Он все со своей хорошей натурой! Глупый он, глупый, мечтатель, и больше ничего! Кто ему подсказал, что у меня хорошая натура? Мужчины вот всегда так действуют. Выдумают вдруг, ни с того ни с сего, какую-нибудь красивую фразу и носятся с нею, как дурак с писаной торбой. Хорошая во мне натура или нет, бес во мне сидит или ангел; но нет мне ни в чем исхода, ни в чем примирения. Ни в светской пустоте, ни в разврате, ни в книжках, ни в моем ребенке, ни в добре, ни… в любви.
Нет, я клевещу, я бесстыдно клевещу!
Только бы он сказал мне слово, одно слово, только бы позволил пойти за ним, молчать и любить.

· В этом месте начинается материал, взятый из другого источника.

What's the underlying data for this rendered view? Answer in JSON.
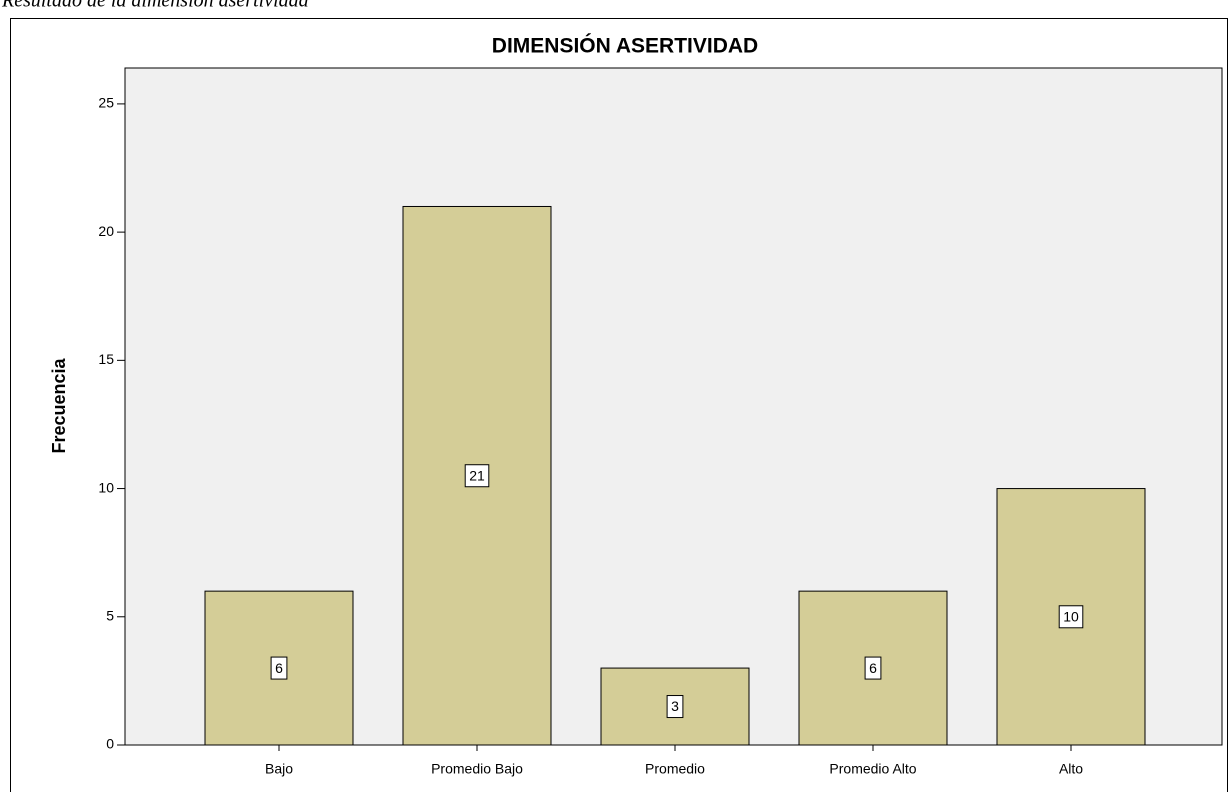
{
  "chart_data": {
    "type": "bar",
    "caption": "Resultado de la dimensión asertividad",
    "title": "DIMENSIÓN ASERTIVIDAD",
    "y_label": "Frecuencia",
    "categories": [
      "Bajo",
      "Promedio Bajo",
      "Promedio",
      "Promedio Alto",
      "Alto"
    ],
    "values": [
      6,
      21,
      3,
      6,
      10
    ],
    "color": "#d4cd97",
    "ylim": [
      0,
      26.4
    ],
    "yticks": [
      0,
      5,
      10,
      15,
      20,
      25
    ],
    "grid": false
  }
}
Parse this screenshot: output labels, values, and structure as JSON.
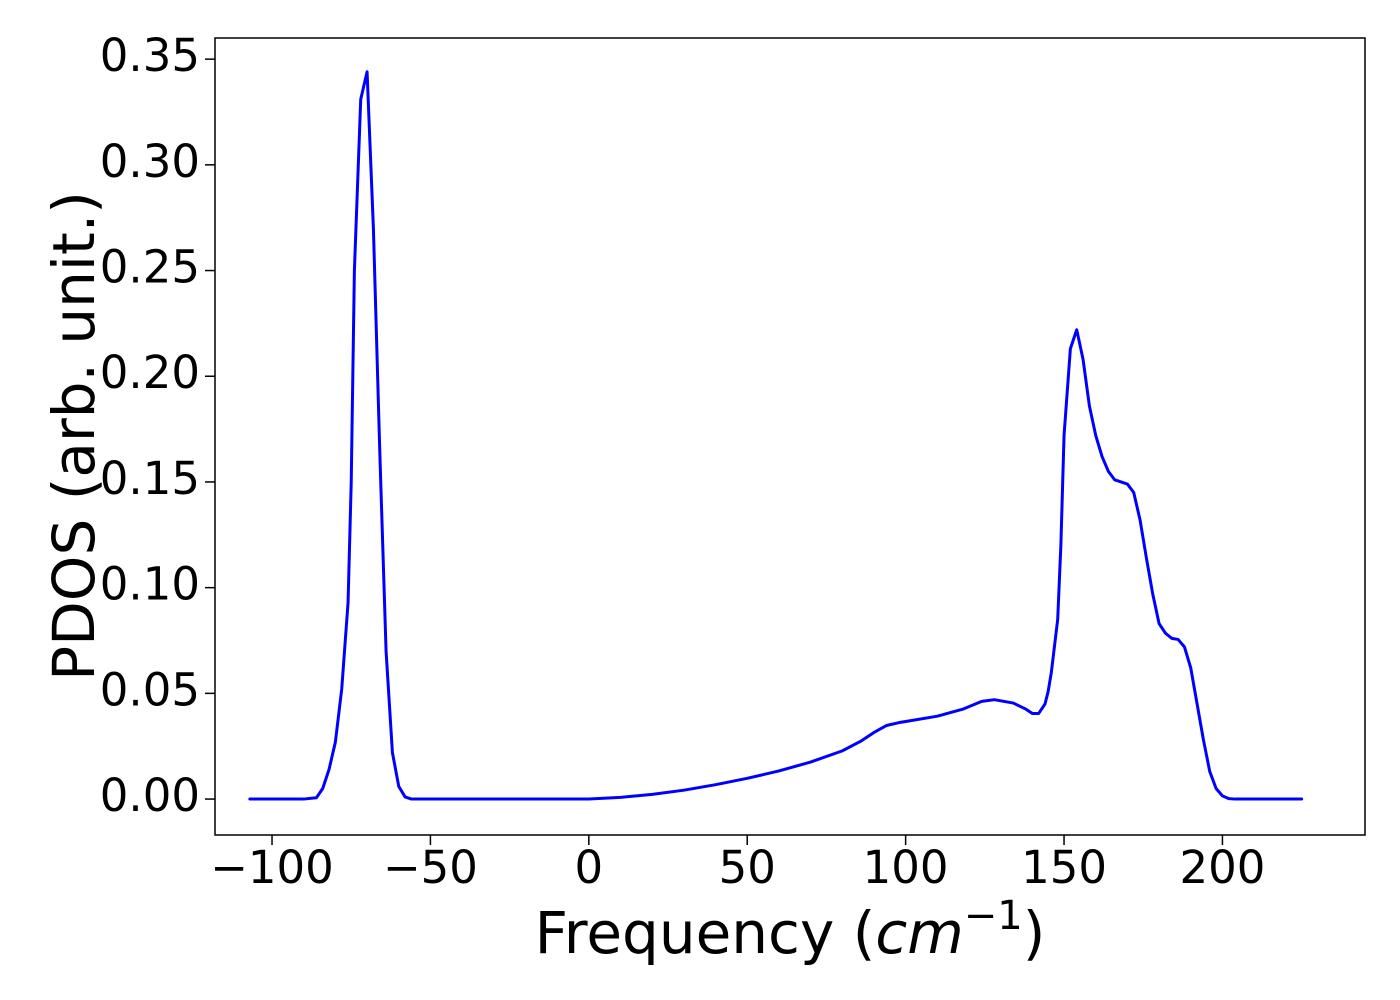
{
  "chart_data": {
    "type": "line",
    "title": "",
    "xlabel": {
      "text": "Frequency (",
      "unit": "cm",
      "superscript": "−1",
      "suffix": ")"
    },
    "ylabel": "PDOS (arb. unit.)",
    "xlim": [
      -118,
      245
    ],
    "ylim": [
      -0.017,
      0.36
    ],
    "xticks": [
      -100,
      -50,
      0,
      50,
      100,
      150,
      200
    ],
    "xtick_labels": [
      "−100",
      "−50",
      "0",
      "50",
      "100",
      "150",
      "200"
    ],
    "yticks": [
      0.0,
      0.05,
      0.1,
      0.15,
      0.2,
      0.25,
      0.3,
      0.35
    ],
    "ytick_labels": [
      "0.00",
      "0.05",
      "0.10",
      "0.15",
      "0.20",
      "0.25",
      "0.30",
      "0.35"
    ],
    "grid": false,
    "series": [
      {
        "color": "#0000ff",
        "x": [
          -107,
          -90,
          -86,
          -84,
          -82,
          -80,
          -78,
          -76,
          -75,
          -74,
          -72,
          -70,
          -68,
          -66,
          -64,
          -62,
          -60,
          -58,
          -56,
          -50,
          0,
          10,
          20,
          30,
          40,
          50,
          60,
          70,
          80,
          86,
          90,
          94,
          98,
          100,
          110,
          118,
          124,
          128,
          134,
          138,
          140,
          142,
          144,
          145,
          146,
          148,
          149,
          150,
          152,
          154,
          156,
          158,
          160,
          162,
          164,
          166,
          168,
          170,
          172,
          174,
          176,
          178,
          180,
          182,
          184,
          186,
          188,
          190,
          192,
          194,
          196,
          198,
          200,
          202,
          204,
          210,
          225
        ],
        "y": [
          0.0,
          0.0,
          0.0006,
          0.005,
          0.014,
          0.027,
          0.052,
          0.093,
          0.15,
          0.25,
          0.331,
          0.344,
          0.27,
          0.165,
          0.07,
          0.022,
          0.006,
          0.001,
          0.0,
          0.0,
          0.0,
          0.0008,
          0.0022,
          0.0042,
          0.0068,
          0.0098,
          0.0133,
          0.0175,
          0.0228,
          0.0275,
          0.0315,
          0.0348,
          0.0362,
          0.0367,
          0.0392,
          0.0425,
          0.0462,
          0.047,
          0.0454,
          0.0425,
          0.0405,
          0.0405,
          0.045,
          0.051,
          0.06,
          0.085,
          0.12,
          0.172,
          0.213,
          0.222,
          0.208,
          0.186,
          0.172,
          0.162,
          0.155,
          0.151,
          0.15,
          0.149,
          0.145,
          0.132,
          0.114,
          0.097,
          0.083,
          0.0785,
          0.076,
          0.0755,
          0.072,
          0.062,
          0.045,
          0.028,
          0.013,
          0.005,
          0.0015,
          0.0002,
          0.0,
          0.0,
          0.0
        ]
      }
    ]
  }
}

Его ровная мягкость, его сближение убийственно долги. Я умру двадцать раз до той минуты, когда узнаю свой приговор.
Да, это будет приговор, а за ним и казнь.
28 сентября 186*
2-й час. — Пятница
Это был разговор, но больше разговоров уже не будет.
Он пришел ко мне вечером. Я не смела громко обрадоваться. Показалось мне, что в лице его было гораздо больше ласки и задушевности, чем когда-либо. Он сел около меня на диван с таким видом, как будто собирается хорошенько потолковать со мной.
После кое-каких фраз вдруг я слышу, что он перешел к самому себе.
Он точно будто исповедовался вслух… Говорил он все так же медленно и просто, как всегда, и сам может быть удивлялся, что начал рассказывать про себя женщине.
Я не сумею записать здесь его речи. У меня будет совсем не тот язык, не будет его задушевности, ни его слов. Я прибавлю от себя разные завитушки, к которым приучили меня умники.
Как ясно и чисто в душе этого человека! Он говорит: "Я учусь тому-то, для того-то", — и вы чувствуете, что он добьется всего, что хочет знать.
Я думала, что он книгоед, сухой ученый, окаменелый и застывший на мелочах. Как я ошибалась! Вот его слова:
— Все это черновая работа. Я учусь, чтоб думать. А после начнется жизнь для идеи. На идею она и положится.
Степа говорил мне почти то же про себя; но у него нет той прочности, нет той веры в себя, нет той простоты и ясности.
Вот такими и были мудрецы во все времена. Так мне кажется, по крайней мере. Они знали все, что можно было знать в их время; но им мало было этого знания. Они поднимались умом и душой своей до самого верху и оттуда открывали людям новую правду…
Ничего такого он не объявлял о себе. Я сама это сочинила; но иначе я не хочу его понимать!
Я слушала его не дыша, глотая каждое его слово, и в то же время шла дальше его слов, думала за него…
Он замолчал. Ему не нужно было моего ответа; замечаний он также не ждал, но он ждал чего-то и чрез несколько секунд прибавил:
— Вот видите, Марья Михайловна, какой я нигилист. Вы этаких не боитесь?
Слова: "не боитесь", — звучали каким-то другим вопросом.
Я ничего не ответила. Для меня возможен был один ответ, но никогда он его не услышит.